LITERATURA: "Um Conto de Natal" de Charles Dickens, um dos textos mais divulgados da literatura universal até hoje‏

Publicada originalmente em 1843, Um Conto de Natal de Charles Dickens, em pouco tempo vendeu um recorde de cópias para a época (6 mil cópias em uma semana) e ao longo dos anos um dos textos mais divulgados da literatura universal, com adaptações para o cinema, teatro, e até histórias em quadrinhos, comovendo adultos e crianças de todas as épocas. Tornando-se o mais célebre conto de Natal já escrito. Projetado para ser publicado em capítulos em um jornal da época e com ilustrações do artista John Leech.

UMA POUCO DO CONTO...
 
A história narra a trajetória do Ebenezer Scrooge, um homem avarento que não gosta do Natal. Em meio ao frio e à neve da cidade de Londres, à véspera do Natal, todos se preparam para a comemoração do nascimento do Menino Jesus. Enquanto donas de casa ocupam-se alegremente com seus assados, os homens, ansiosos, não vêem a hora de voltar para casa, e as crianças perdem o sono pensando nos presentes. Enquanto o velho Scroose trabalha num escritório em Londres com Bob Cratchit, seu pobre, mas feliz empregado, pai de quatro filhos, com um carinho especial pelo frágil Pequeno Tim, que tem problemas nas pernas. 
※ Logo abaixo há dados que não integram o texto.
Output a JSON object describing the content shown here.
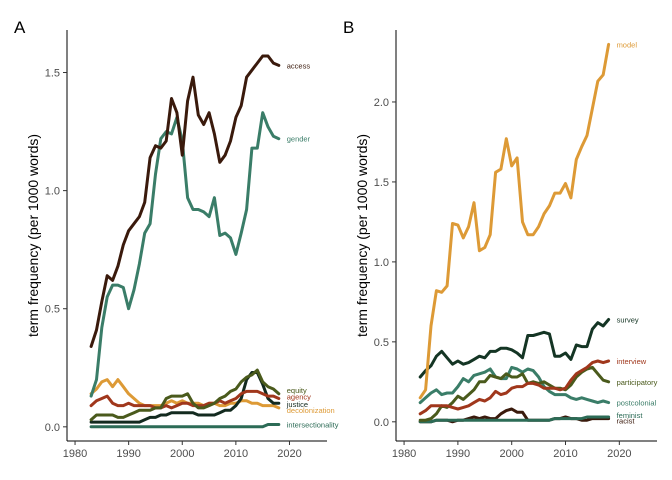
{
  "chart_data": [
    {
      "type": "line",
      "panel_label": "A",
      "xlabel": "",
      "ylabel": "term frequency (per 1000 words)",
      "xlim": [
        1978.5,
        2027
      ],
      "ylim": [
        -0.06,
        1.68
      ],
      "x_ticks": [
        1980,
        1990,
        2000,
        2010,
        2020
      ],
      "y_ticks": [
        0.0,
        0.5,
        1.0,
        1.5
      ],
      "y_tick_labels": [
        "0.0",
        "0.5",
        "1.0",
        "1.5"
      ],
      "grid": false,
      "legend": "direct labels at line ends",
      "x": [
        1983,
        1984,
        1985,
        1986,
        1987,
        1988,
        1989,
        1990,
        1991,
        1992,
        1993,
        1994,
        1995,
        1996,
        1997,
        1998,
        1999,
        2000,
        2001,
        2002,
        2003,
        2004,
        2005,
        2006,
        2007,
        2008,
        2009,
        2010,
        2011,
        2012,
        2013,
        2014,
        2015,
        2016,
        2017,
        2018
      ],
      "series": [
        {
          "name": "access",
          "color": "#3a1a0c",
          "values": [
            0.34,
            0.41,
            0.53,
            0.64,
            0.62,
            0.68,
            0.77,
            0.83,
            0.86,
            0.89,
            0.95,
            1.14,
            1.19,
            1.18,
            1.21,
            1.39,
            1.33,
            1.15,
            1.38,
            1.48,
            1.32,
            1.28,
            1.33,
            1.24,
            1.12,
            1.15,
            1.21,
            1.31,
            1.36,
            1.48,
            1.51,
            1.54,
            1.57,
            1.57,
            1.54,
            1.53
          ]
        },
        {
          "name": "gender",
          "color": "#3a7d68",
          "values": [
            0.13,
            0.2,
            0.42,
            0.55,
            0.6,
            0.6,
            0.59,
            0.5,
            0.58,
            0.69,
            0.82,
            0.86,
            1.07,
            1.22,
            1.25,
            1.24,
            1.31,
            1.21,
            0.97,
            0.92,
            0.92,
            0.91,
            0.89,
            0.97,
            0.81,
            0.82,
            0.8,
            0.73,
            0.82,
            0.92,
            1.18,
            1.18,
            1.33,
            1.27,
            1.23,
            1.22
          ]
        },
        {
          "name": "equity",
          "color": "#4a5a1c",
          "values": [
            0.03,
            0.05,
            0.05,
            0.05,
            0.05,
            0.04,
            0.04,
            0.05,
            0.06,
            0.07,
            0.07,
            0.07,
            0.08,
            0.08,
            0.12,
            0.13,
            0.13,
            0.13,
            0.14,
            0.1,
            0.08,
            0.08,
            0.09,
            0.1,
            0.12,
            0.13,
            0.15,
            0.16,
            0.19,
            0.21,
            0.22,
            0.24,
            0.19,
            0.17,
            0.16,
            0.14
          ]
        },
        {
          "name": "agency",
          "color": "#a0371c",
          "values": [
            0.09,
            0.11,
            0.12,
            0.13,
            0.1,
            0.09,
            0.09,
            0.1,
            0.09,
            0.09,
            0.09,
            0.09,
            0.08,
            0.08,
            0.09,
            0.08,
            0.09,
            0.1,
            0.1,
            0.09,
            0.09,
            0.09,
            0.1,
            0.1,
            0.11,
            0.1,
            0.11,
            0.12,
            0.14,
            0.15,
            0.15,
            0.15,
            0.14,
            0.13,
            0.13,
            0.12
          ]
        },
        {
          "name": "justice",
          "color": "#132a1f",
          "values": [
            0.02,
            0.02,
            0.02,
            0.02,
            0.02,
            0.02,
            0.02,
            0.02,
            0.02,
            0.02,
            0.03,
            0.04,
            0.04,
            0.05,
            0.05,
            0.06,
            0.06,
            0.06,
            0.06,
            0.06,
            0.05,
            0.05,
            0.05,
            0.05,
            0.06,
            0.07,
            0.07,
            0.09,
            0.12,
            0.2,
            0.23,
            0.23,
            0.18,
            0.12,
            0.1,
            0.1
          ]
        },
        {
          "name": "decolonization",
          "color": "#dd9a36",
          "values": [
            0.14,
            0.16,
            0.19,
            0.2,
            0.17,
            0.2,
            0.17,
            0.14,
            0.12,
            0.1,
            0.09,
            0.09,
            0.09,
            0.09,
            0.1,
            0.11,
            0.1,
            0.11,
            0.1,
            0.1,
            0.1,
            0.09,
            0.1,
            0.1,
            0.09,
            0.09,
            0.1,
            0.1,
            0.11,
            0.11,
            0.1,
            0.1,
            0.09,
            0.09,
            0.09,
            0.08
          ]
        },
        {
          "name": "intersectionality",
          "color": "#2c6b56",
          "values": [
            0.0,
            0.0,
            0.0,
            0.0,
            0.0,
            0.0,
            0.0,
            0.0,
            0.0,
            0.0,
            0.0,
            0.0,
            0.0,
            0.0,
            0.0,
            0.0,
            0.0,
            0.0,
            0.0,
            0.0,
            0.0,
            0.0,
            0.0,
            0.0,
            0.0,
            0.0,
            0.0,
            0.0,
            0.0,
            0.0,
            0.0,
            0.0,
            0.0,
            0.01,
            0.01,
            0.01
          ]
        }
      ]
    },
    {
      "type": "line",
      "panel_label": "B",
      "xlabel": "",
      "ylabel": "term frequency (per 1000 words)",
      "xlim": [
        1978.5,
        2027
      ],
      "ylim": [
        -0.12,
        2.45
      ],
      "x_ticks": [
        1980,
        1990,
        2000,
        2010,
        2020
      ],
      "y_ticks": [
        0.0,
        0.5,
        1.0,
        1.5,
        2.0
      ],
      "y_tick_labels": [
        "0.0",
        "0.5",
        "1.0",
        "1.5",
        "2.0"
      ],
      "grid": false,
      "legend": "direct labels at line ends",
      "x": [
        1983,
        1984,
        1985,
        1986,
        1987,
        1988,
        1989,
        1990,
        1991,
        1992,
        1993,
        1994,
        1995,
        1996,
        1997,
        1998,
        1999,
        2000,
        2001,
        2002,
        2003,
        2004,
        2005,
        2006,
        2007,
        2008,
        2009,
        2010,
        2011,
        2012,
        2013,
        2014,
        2015,
        2016,
        2017,
        2018
      ],
      "series": [
        {
          "name": "model",
          "color": "#dd9a36",
          "values": [
            0.15,
            0.2,
            0.6,
            0.82,
            0.81,
            0.85,
            1.24,
            1.23,
            1.15,
            1.22,
            1.37,
            1.07,
            1.09,
            1.17,
            1.56,
            1.58,
            1.77,
            1.6,
            1.65,
            1.25,
            1.17,
            1.17,
            1.22,
            1.3,
            1.35,
            1.43,
            1.43,
            1.49,
            1.4,
            1.64,
            1.72,
            1.79,
            1.96,
            2.13,
            2.17,
            2.36
          ]
        },
        {
          "name": "survey",
          "color": "#143524",
          "values": [
            0.28,
            0.32,
            0.35,
            0.41,
            0.44,
            0.4,
            0.36,
            0.38,
            0.36,
            0.37,
            0.39,
            0.41,
            0.4,
            0.44,
            0.44,
            0.46,
            0.46,
            0.45,
            0.43,
            0.4,
            0.54,
            0.54,
            0.55,
            0.56,
            0.55,
            0.41,
            0.41,
            0.43,
            0.39,
            0.48,
            0.47,
            0.47,
            0.58,
            0.62,
            0.6,
            0.64
          ]
        },
        {
          "name": "interview",
          "color": "#a0371c",
          "values": [
            0.05,
            0.07,
            0.1,
            0.1,
            0.1,
            0.1,
            0.09,
            0.08,
            0.09,
            0.1,
            0.12,
            0.14,
            0.13,
            0.15,
            0.19,
            0.17,
            0.18,
            0.21,
            0.22,
            0.22,
            0.24,
            0.24,
            0.23,
            0.21,
            0.21,
            0.21,
            0.2,
            0.21,
            0.26,
            0.3,
            0.32,
            0.34,
            0.37,
            0.38,
            0.37,
            0.38
          ]
        },
        {
          "name": "participatory",
          "color": "#4a5a1c",
          "values": [
            0.01,
            0.01,
            0.02,
            0.05,
            0.1,
            0.09,
            0.12,
            0.16,
            0.14,
            0.17,
            0.2,
            0.25,
            0.25,
            0.29,
            0.28,
            0.27,
            0.3,
            0.28,
            0.28,
            0.3,
            0.24,
            0.25,
            0.24,
            0.25,
            0.23,
            0.21,
            0.21,
            0.2,
            0.23,
            0.28,
            0.31,
            0.33,
            0.34,
            0.3,
            0.26,
            0.25
          ]
        },
        {
          "name": "postcolonial",
          "color": "#3a7d68",
          "values": [
            0.12,
            0.15,
            0.18,
            0.2,
            0.17,
            0.18,
            0.18,
            0.22,
            0.27,
            0.25,
            0.29,
            0.3,
            0.31,
            0.33,
            0.28,
            0.27,
            0.27,
            0.34,
            0.33,
            0.31,
            0.33,
            0.32,
            0.28,
            0.22,
            0.19,
            0.17,
            0.17,
            0.17,
            0.15,
            0.14,
            0.15,
            0.14,
            0.13,
            0.12,
            0.13,
            0.12
          ]
        },
        {
          "name": "feminist",
          "color": "#2c6b56",
          "values": [
            0.0,
            0.0,
            0.0,
            0.01,
            0.01,
            0.01,
            0.01,
            0.01,
            0.01,
            0.01,
            0.01,
            0.01,
            0.01,
            0.01,
            0.01,
            0.01,
            0.01,
            0.01,
            0.01,
            0.01,
            0.01,
            0.01,
            0.01,
            0.01,
            0.01,
            0.02,
            0.02,
            0.02,
            0.02,
            0.02,
            0.02,
            0.03,
            0.03,
            0.03,
            0.03,
            0.03
          ]
        },
        {
          "name": "racist",
          "color": "#3a1a0c",
          "values": [
            0.0,
            0.0,
            0.0,
            0.01,
            0.01,
            0.01,
            0.0,
            0.01,
            0.01,
            0.02,
            0.03,
            0.02,
            0.03,
            0.02,
            0.02,
            0.05,
            0.07,
            0.08,
            0.06,
            0.06,
            0.01,
            0.01,
            0.01,
            0.01,
            0.01,
            0.02,
            0.02,
            0.03,
            0.02,
            0.02,
            0.01,
            0.01,
            0.02,
            0.02,
            0.02,
            0.02
          ]
        }
      ]
    }
  ]
}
Numa véspera de Natal Scrooge recebe a visita de seu ex-sócio Jacob Marley, morto havia sete anos naquele mesmo dia. Marley diz que seu espírito não pode ter paz, já que não foi bom nem generoso em vida, mas que Scrooge tem uma chance, e por isso três espíritos o visitaria. O primeiro espírito chega, um ser com uma luz que emanava de sua cabeça e um apagador de velas embaixo do braço à guisa de chapéu. Este é o Espírito dos Natais Passados, que leva Scrooge de volta no tempo e mostra sua adolescência e o início da sua vida adulta, quando Scrooge ainda amava o Natal. Triste com as lembranças, Scrooge enfia o chapéu na cabeça do espírito, ocultando a luz. O espírito desaparece deixando Scrooge de volta ao seu quarto.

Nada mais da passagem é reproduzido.